Fourth, a little watching. And contrast. First, another one of my man-crushes, Zach Galifianiakis (I’m not kidding), in a supporting role (with Jason Schwartzman and Ted Danson – a fine trio if ever there was) in a truly awesome and also very Colleen-style comedy series, Bored to Death. I think I’ve mentioned this bit of kooky before, but dang, do I love it so. The hubster can’t get enough of it either, I might add. We laugh until we cry and always want more. Luckily we’ve got DVD number two waiting for us to-night. It’s on, bitches! (Just for you, Amber)

Now to the contrast, The Yellow Handkerchief. It follows Brett (William Hurt) after his release from prison, searching for a new hold on life and remembering May (Maria Bellow), the love he left behind. Then there is Martine (Kristen Stewart) and Gordy (handsome Eddie Redmayne), young and inexperienced, escaping home, awkward and yearning for a connection, to no longer be outsiders and first forgotten. They travel in Gordy’s car, through the post Katrina aftermath, taking ill used highways and discovering unexpected places, especially within themselves. Sweet and sad and happy.

Fifth, a little love, for you, sweet readers, and Friday. Have a tip-top, hat’s-off, groove-on weekend!

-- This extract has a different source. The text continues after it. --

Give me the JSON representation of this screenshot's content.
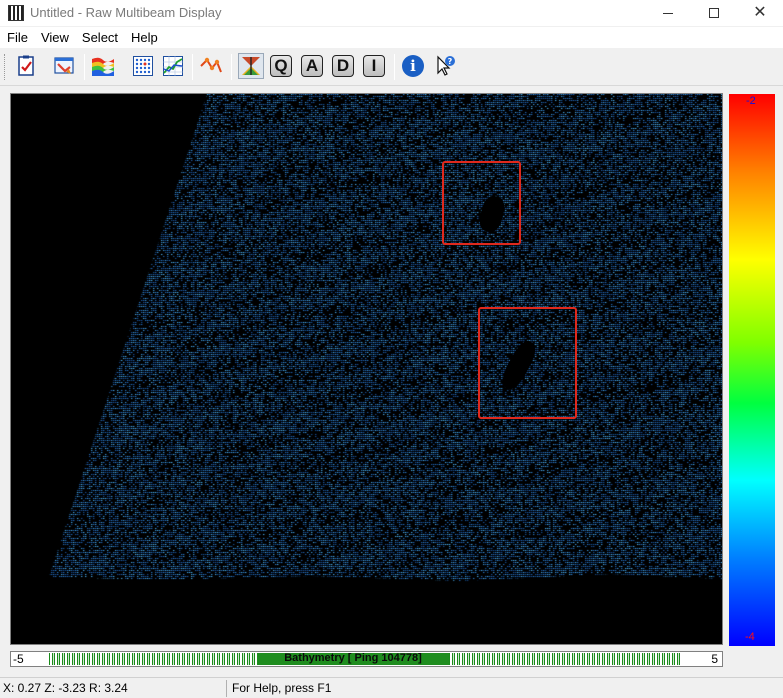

Dazzling and terrifying.  These are the words that echo over and over again in response to both the text and its author, Bee Lavender.  Goll-ee.  I remember seeing this book somewhere, maybe at Powell’s after it first came out in 2005, and being really intrigued by the cover, especially that shade of blue ink.  It reminds me of the mimeographs of elementary school and our secretary, I’m pretty sure she was called Mrs. Price (tall {or maybe just to a child under age eleven}, thin, and perfectly coiffed every day of my entire Thomson Elementary career, a variation on what Jackie O. would have looked like if she took the job), turning the crank on that blue barrel shaped machine, and making the most positively pleasant sound.  Then there was the paper immediately after, cool, slightly damp and smelling, in the most heavenly way, of whatever chemical rendered it all possible.  I’m sure it was all quite toxic and part of the reason I am the nutter butter I am today.  That said, I still loved it.

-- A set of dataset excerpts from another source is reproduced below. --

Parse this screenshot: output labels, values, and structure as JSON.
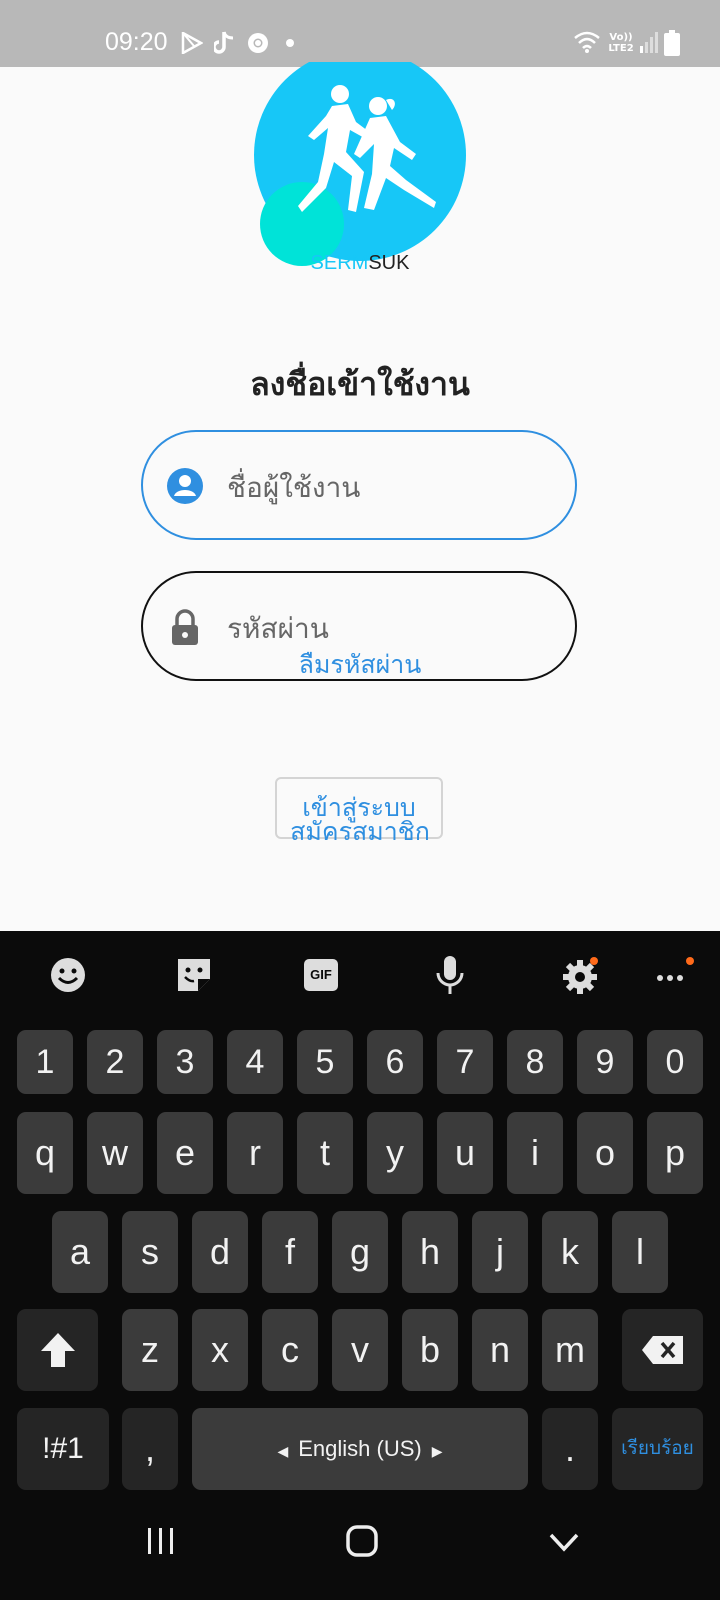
{
  "status_bar": {
    "time": "09:20",
    "network_label": "Vo))\nLTE2",
    "icons": [
      "play-store-icon",
      "tiktok-icon",
      "chrome-icon",
      "dot-icon",
      "wifi-icon",
      "signal-icon",
      "battery-icon"
    ]
  },
  "logo": {
    "brand_part1": "SERM",
    "brand_part2": "SUK"
  },
  "login": {
    "title": "ลงชื่อเข้าใช้งาน",
    "username_placeholder": "ชื่อผู้ใช้งาน",
    "password_placeholder": "รหัสผ่าน",
    "forgot_password": "ลืมรหัสผ่าน",
    "login_button": "เข้าสู่ระบบ",
    "register": "สมัครสมาชิก"
  },
  "keyboard": {
    "toolbar": [
      "emoji-icon",
      "sticker-icon",
      "gif-icon",
      "microphone-icon",
      "settings-icon",
      "more-icon"
    ],
    "gif_label": "GIF",
    "number_row": [
      "1",
      "2",
      "3",
      "4",
      "5",
      "6",
      "7",
      "8",
      "9",
      "0"
    ],
    "row1": [
      "q",
      "w",
      "e",
      "r",
      "t",
      "y",
      "u",
      "i",
      "o",
      "p"
    ],
    "row2": [
      "a",
      "s",
      "d",
      "f",
      "g",
      "h",
      "j",
      "k",
      "l"
    ],
    "row3": [
      "z",
      "x",
      "c",
      "v",
      "b",
      "n",
      "m"
    ],
    "symbols_key": "!#1",
    "comma_key": ",",
    "space_label": "English (US)",
    "period_key": ".",
    "done_key": "เรียบร้อย"
  },
  "colors": {
    "accent": "#2f8fe0",
    "logo_blue": "#17c7f7",
    "logo_teal": "#00e3d8",
    "keyboard_bg": "#0b0b0b",
    "key_bg": "#3b3b3b",
    "notification": "#ff6a1a"
  }
}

And this gem of a book, to which I am returning.  I didn’t read it then and specifically remember not wanting to.  Knee deep in the throes of endometriosis (my condition is not even a word in my lousy dictionary/spell checker {I did NOT mean endomorphism!} – that so many women suffer from such a horrible disease and it doesn’t even register as a “real” word is beyond annoying), the thought of taking on someone else’s physical pain, even via a book, was out of the question.

Were it not for Facebook, I probably wouldn’t have given it another thought.  Then Byron, a friend from my elementary school days (I’ll bet he remembers Mrs. Price, too), found me and, as I discovered from a link posted on his wall, just so happens to be married to the author.  So there you go, a message from the universe that I might enjoy what his wife has to say.

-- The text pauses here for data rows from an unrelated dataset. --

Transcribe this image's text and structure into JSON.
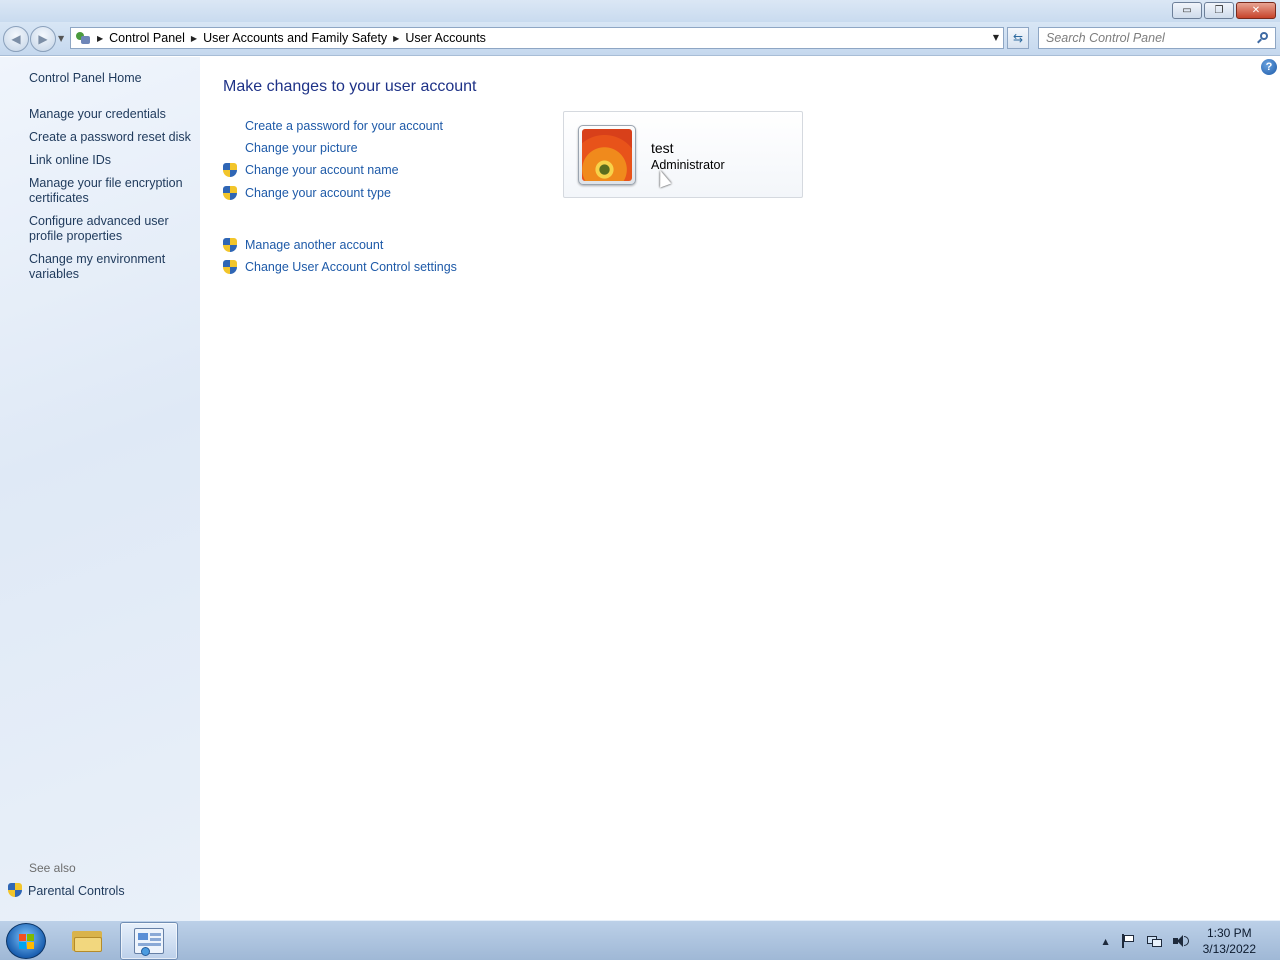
{
  "window": {
    "buttons": {
      "minimize": "▭",
      "restore": "❐",
      "close": "✕"
    }
  },
  "address": {
    "breadcrumbs": [
      "Control Panel",
      "User Accounts and Family Safety",
      "User Accounts"
    ],
    "search_placeholder": "Search Control Panel"
  },
  "sidebar": {
    "home": "Control Panel Home",
    "items": [
      "Manage your credentials",
      "Create a password reset disk",
      "Link online IDs",
      "Manage your file encryption certificates",
      "Configure advanced user profile properties",
      "Change my environment variables"
    ],
    "see_also_label": "See also",
    "see_also_items": [
      "Parental Controls"
    ]
  },
  "main": {
    "title": "Make changes to your user account",
    "tasks": [
      {
        "label": "Create a password for your account",
        "shield": false
      },
      {
        "label": "Change your picture",
        "shield": false
      },
      {
        "label": "Change your account name",
        "shield": true
      },
      {
        "label": "Change your account type",
        "shield": true
      }
    ],
    "other_tasks": [
      {
        "label": "Manage another account",
        "shield": true
      },
      {
        "label": "Change User Account Control settings",
        "shield": true
      }
    ],
    "account": {
      "name": "test",
      "role": "Administrator"
    },
    "help": "?"
  },
  "taskbar": {
    "clock_time": "1:30 PM",
    "clock_date": "3/13/2022"
  },
  "colors": {
    "link": "#1e5aa8",
    "title": "#1e3287",
    "sidebar_link": "#1e395b"
  },
  "icons": [
    "back-icon",
    "forward-icon",
    "control-panel-icon",
    "refresh-icon",
    "search-icon",
    "uac-shield-icon",
    "help-icon",
    "windows-start-icon",
    "folder-icon",
    "action-center-flag-icon",
    "network-icon",
    "volume-icon"
  ]
}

Boy, did I ever.  Bee Lavender writes about life, growing up in the outskirts of society in a place at once tender and violent, and her body being riddled by cancer after cancer, illness after illness, tragedy after tragedy, from the ripe age of twelve.

Her life is a steady succession of shocks, and though there is ample reason to feel pity for her, a teen mother, a body that will never be cancer-free, more surgeries and procedures than I can even fathom, it is certainly not her aim.  Quite to the contrary, she is the type of woman who has taken her lot, for better or worse, and seen it as greater than the sum of its parts, far, far greater.  She understands the repetition of life, the ceaseless cycles, and is ever more keenly aware of death and our proximity to it, at any given moment.

Yet, she’s hardly been afraid to live or exert her power.  She travels, dances, and drives the countryside.  She is fun and funny.  She cannot be contained.  She speaks her mind.  She shares wholeheartedly.  Dazzling and terrifying and absolutely worth reading.  In a single sitting– I nearly forgot to mention that.  I couldn’t put it down.